Events

Shariah Law and the Quest for a Modern Muslim Ethics in Indonesia by Prof Robert W. Hefner

Date: 24 Oct 2017
Time: 4:00 pm - 5:30 pm
Venue:

Asia Research Institute, Seminar Room
AS8 Level 4, 10 Kent Ridge Crescent, Singapore 119260
National University of Singapore @ KRC

Contact Person: TAY, Minghua

Jointly organized by Asia Research Institute, and Department of Sociology, National University of Singapore.

CHAIRPERSON

Dr Gustav Brown, Asia Research Institute, National University of Singapore

ABSTRACT

This paper discussed trends in shariah politics and Muslim ethical imaginaries in post-Soeharto (i.e. post May 1998) Indonesia. Several years ago, the distinguished scholar of Indonesian Islam, Martin van Bruinessen (2013), spoke of a “conservative turn” in Indonesian Islam, and singled out growing appeals to shariah ideals as an example of the trend. A more nuanced understanding of Muslim politics and ethics in Indonesia, however, suggests that we would do well to set aside the overused sobriquet of “liberal” vs. “conservative.” Public debates and politics over a proper Muslim normativity in Indonesia in fact show the deep imprint of two more specific organizational and political contingencies. These are the remarkable history of Muslim madrasa development in Indonesia, and, in the twentieth century, the pervasiveness of Islamic social welfare associations. Together, I will suggest, these two rather ordinary looking social contingencies have informed and transformed Indonesian Muslim understandings of the religious and ethical, creating the conditions whereby many believers have been drawn to a purposive or maslahah -based understanding of Islamic ethics and legal traditions. This legacy has not pre-empted challenge by Islamists promoting a positivized and etatist understanding of Islamic legal and ethical traditions. But it has provided shariah politics in Indonesia with a dynamic subtly different from some other Muslim-majority countries.

ABOUT THE SPEAKER

Robert W. Hefner is Professor of Anthropology, Professor of Global Affairs, and a Senior Research Associate at the Institute on Culture, Religion, and World Affairs (CURA) at the Pardee School for Global Affairs at Boston University.

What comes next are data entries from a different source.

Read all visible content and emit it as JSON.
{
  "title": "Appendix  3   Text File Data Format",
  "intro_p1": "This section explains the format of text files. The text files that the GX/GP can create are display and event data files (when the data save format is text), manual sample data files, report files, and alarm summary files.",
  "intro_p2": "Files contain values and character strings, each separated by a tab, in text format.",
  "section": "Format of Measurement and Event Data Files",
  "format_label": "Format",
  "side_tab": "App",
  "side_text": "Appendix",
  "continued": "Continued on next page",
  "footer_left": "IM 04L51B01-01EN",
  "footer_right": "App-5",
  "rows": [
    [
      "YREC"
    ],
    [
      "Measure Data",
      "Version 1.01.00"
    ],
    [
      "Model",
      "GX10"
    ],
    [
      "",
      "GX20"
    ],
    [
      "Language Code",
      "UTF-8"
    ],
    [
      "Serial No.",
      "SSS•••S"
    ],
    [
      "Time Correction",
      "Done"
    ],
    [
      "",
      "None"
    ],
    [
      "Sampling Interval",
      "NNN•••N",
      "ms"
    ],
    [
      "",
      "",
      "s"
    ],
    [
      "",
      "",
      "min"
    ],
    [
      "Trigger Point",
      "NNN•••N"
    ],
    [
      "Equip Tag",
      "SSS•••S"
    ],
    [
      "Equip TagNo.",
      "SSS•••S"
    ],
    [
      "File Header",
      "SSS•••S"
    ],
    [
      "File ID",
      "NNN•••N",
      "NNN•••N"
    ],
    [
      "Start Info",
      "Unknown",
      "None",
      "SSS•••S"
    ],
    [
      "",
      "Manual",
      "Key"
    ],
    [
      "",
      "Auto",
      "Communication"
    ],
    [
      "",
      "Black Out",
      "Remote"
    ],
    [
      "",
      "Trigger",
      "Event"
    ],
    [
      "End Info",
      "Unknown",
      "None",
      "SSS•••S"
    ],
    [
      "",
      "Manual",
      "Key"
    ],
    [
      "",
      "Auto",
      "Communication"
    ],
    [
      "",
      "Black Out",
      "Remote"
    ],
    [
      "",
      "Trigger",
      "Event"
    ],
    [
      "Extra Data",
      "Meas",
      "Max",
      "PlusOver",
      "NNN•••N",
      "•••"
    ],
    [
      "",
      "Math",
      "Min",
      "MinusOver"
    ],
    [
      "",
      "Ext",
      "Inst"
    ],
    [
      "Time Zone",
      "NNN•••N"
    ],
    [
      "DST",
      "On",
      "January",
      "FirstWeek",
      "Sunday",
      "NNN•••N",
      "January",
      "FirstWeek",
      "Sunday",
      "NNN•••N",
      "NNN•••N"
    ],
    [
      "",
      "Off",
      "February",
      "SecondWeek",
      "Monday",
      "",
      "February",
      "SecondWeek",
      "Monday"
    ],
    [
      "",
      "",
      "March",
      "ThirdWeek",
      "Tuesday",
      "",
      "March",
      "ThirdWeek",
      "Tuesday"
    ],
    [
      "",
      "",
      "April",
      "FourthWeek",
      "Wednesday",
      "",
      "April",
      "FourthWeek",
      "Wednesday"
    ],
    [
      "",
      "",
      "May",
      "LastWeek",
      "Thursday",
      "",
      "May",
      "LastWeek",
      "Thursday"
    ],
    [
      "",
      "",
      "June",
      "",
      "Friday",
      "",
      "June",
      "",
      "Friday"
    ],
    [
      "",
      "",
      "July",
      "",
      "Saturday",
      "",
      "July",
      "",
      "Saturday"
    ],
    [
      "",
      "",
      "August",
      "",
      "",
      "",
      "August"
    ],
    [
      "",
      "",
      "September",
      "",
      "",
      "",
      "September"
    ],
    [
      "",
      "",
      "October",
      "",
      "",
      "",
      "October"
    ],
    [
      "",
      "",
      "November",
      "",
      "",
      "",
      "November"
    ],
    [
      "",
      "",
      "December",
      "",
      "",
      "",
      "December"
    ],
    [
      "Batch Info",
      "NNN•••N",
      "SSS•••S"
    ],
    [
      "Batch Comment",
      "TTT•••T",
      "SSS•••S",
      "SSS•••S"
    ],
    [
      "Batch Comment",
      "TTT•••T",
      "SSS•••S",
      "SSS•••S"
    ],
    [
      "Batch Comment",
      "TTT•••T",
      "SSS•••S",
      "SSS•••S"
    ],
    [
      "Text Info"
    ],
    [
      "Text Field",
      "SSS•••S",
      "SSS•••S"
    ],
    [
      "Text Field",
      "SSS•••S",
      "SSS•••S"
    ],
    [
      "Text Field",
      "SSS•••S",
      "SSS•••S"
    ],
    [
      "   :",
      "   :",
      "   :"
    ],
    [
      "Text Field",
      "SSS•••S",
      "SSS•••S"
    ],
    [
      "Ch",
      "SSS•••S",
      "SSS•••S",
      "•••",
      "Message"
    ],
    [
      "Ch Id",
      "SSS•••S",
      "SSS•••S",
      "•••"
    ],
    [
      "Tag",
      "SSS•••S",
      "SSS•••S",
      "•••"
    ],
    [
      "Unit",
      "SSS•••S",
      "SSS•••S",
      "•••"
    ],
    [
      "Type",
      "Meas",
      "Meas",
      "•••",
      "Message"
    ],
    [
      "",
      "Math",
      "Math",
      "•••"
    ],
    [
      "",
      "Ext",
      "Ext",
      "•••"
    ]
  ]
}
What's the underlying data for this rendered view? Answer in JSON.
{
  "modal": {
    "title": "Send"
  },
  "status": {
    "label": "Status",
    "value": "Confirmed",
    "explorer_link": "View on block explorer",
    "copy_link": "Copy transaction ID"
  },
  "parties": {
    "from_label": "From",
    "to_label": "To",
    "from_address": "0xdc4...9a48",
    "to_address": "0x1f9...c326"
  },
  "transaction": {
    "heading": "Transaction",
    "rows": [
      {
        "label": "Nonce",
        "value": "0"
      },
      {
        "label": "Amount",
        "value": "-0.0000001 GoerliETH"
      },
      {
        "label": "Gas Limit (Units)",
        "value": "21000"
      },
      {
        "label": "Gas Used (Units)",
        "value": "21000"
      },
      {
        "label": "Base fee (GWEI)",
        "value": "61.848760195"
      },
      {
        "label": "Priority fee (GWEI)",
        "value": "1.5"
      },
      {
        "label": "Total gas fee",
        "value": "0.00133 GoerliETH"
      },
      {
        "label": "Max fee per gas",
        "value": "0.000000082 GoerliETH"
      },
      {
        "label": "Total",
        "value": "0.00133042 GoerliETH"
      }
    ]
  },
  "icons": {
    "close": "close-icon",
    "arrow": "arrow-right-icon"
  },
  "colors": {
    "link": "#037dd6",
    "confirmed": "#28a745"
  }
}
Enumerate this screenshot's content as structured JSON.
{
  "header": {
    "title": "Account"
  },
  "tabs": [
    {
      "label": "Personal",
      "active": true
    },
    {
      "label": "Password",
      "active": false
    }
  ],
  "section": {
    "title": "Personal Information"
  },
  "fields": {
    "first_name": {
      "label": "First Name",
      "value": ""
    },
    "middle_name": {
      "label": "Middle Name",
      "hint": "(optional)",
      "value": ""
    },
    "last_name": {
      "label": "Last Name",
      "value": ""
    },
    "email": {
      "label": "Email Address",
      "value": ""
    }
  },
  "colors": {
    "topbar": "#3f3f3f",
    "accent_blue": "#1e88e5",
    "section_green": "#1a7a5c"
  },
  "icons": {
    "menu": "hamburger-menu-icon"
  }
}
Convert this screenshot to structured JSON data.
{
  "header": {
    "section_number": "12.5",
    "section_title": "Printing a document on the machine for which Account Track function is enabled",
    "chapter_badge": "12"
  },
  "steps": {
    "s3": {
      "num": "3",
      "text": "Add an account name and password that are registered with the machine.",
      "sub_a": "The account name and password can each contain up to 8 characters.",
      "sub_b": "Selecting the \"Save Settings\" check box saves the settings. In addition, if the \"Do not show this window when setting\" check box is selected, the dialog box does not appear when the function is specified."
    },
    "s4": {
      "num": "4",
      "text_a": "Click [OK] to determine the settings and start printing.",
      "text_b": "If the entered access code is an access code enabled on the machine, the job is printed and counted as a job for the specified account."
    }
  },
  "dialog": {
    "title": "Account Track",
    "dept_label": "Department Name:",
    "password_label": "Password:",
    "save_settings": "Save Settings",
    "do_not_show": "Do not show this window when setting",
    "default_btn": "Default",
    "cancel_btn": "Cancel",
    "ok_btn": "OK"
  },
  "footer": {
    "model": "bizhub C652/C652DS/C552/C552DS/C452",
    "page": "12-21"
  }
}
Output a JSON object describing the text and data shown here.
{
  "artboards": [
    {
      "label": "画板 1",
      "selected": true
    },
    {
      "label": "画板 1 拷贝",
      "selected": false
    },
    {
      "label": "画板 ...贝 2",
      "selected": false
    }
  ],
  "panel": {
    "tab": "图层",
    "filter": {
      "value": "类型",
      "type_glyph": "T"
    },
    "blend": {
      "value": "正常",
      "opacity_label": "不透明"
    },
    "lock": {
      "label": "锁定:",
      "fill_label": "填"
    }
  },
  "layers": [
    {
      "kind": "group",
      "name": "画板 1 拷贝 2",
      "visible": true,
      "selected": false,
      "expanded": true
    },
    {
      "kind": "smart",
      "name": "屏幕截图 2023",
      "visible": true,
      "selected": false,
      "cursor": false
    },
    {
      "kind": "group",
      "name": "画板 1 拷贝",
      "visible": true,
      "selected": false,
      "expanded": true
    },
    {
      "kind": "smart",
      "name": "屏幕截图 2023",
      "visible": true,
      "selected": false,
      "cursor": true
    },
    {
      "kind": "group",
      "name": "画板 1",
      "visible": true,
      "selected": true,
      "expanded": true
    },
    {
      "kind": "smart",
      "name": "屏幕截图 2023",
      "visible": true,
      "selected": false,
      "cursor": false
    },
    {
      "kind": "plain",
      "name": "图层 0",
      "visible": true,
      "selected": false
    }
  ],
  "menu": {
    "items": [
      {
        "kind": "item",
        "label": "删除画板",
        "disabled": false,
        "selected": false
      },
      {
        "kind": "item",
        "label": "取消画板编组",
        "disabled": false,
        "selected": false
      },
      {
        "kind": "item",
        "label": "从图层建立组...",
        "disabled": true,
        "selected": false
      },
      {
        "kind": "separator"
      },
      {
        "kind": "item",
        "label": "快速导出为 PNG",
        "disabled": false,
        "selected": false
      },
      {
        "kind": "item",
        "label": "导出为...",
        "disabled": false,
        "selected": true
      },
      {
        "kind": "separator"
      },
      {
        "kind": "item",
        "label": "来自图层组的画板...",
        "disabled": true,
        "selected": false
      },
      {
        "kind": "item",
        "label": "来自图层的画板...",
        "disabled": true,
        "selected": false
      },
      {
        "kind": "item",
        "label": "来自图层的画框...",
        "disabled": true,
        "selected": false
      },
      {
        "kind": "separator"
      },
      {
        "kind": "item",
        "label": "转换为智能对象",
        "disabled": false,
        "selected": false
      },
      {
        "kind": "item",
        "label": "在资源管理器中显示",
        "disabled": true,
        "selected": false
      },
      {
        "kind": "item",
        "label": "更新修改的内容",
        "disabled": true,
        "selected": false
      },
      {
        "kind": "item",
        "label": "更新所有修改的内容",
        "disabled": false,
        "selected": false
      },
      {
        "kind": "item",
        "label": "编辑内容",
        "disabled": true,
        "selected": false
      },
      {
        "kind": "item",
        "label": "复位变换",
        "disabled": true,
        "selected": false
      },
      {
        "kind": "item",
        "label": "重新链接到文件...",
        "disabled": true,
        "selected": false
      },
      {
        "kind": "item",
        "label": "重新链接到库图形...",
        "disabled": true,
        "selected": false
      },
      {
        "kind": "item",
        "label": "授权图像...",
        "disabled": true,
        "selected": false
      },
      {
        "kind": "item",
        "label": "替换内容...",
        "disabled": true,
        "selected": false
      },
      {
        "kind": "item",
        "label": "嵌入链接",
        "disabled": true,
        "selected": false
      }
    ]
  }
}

He was the director of CURA from 2009-2017 and associate director from 1986 to 2009. Hefner has led CURA’s program on Islam and civil society since 1991. Hefner has published twenty books and authored seven major policy reports for government and private policy centers. His primary research interests have to do with the imbrications of Islam, Christianity, and secularism with the contemporary challenge of social citizenship and plural coextistence. Hefner has worked on questions of Islam, plurality, and citizenship in Indonesia for more than thirty years; more recently he has also been conducting research on Muslims and the challenge of pluralist citizenship in North America and Western Europe. In conjunction with the Center for Religious and Cross-Cultural Studies at Gadjah Mada University in Indonesia, he is currently conducting research on plurality and coexistence in Indonesia, and completing a book on Islamic public ethics and citizenship contests in post-Suharto Indonesia. During 2009-2010, Hefner served as the elected president of the Association for Asian Studies. During 2008-2009, he was invited by Stanford University and the National University of Singapore to be the first Lee Kong Chian Fellow in Southeast Asian Studies. He also serves on the executive board of the “Contending Modernities” project at Notre Dame’s Kroc Institute for International Peace, and taught as an invited Senior Professor in the Summer Graduate Program on Religion, Culture, and Society at the University Centre-St. Ignatius, University of Antwerp, Belgium (2007-2014).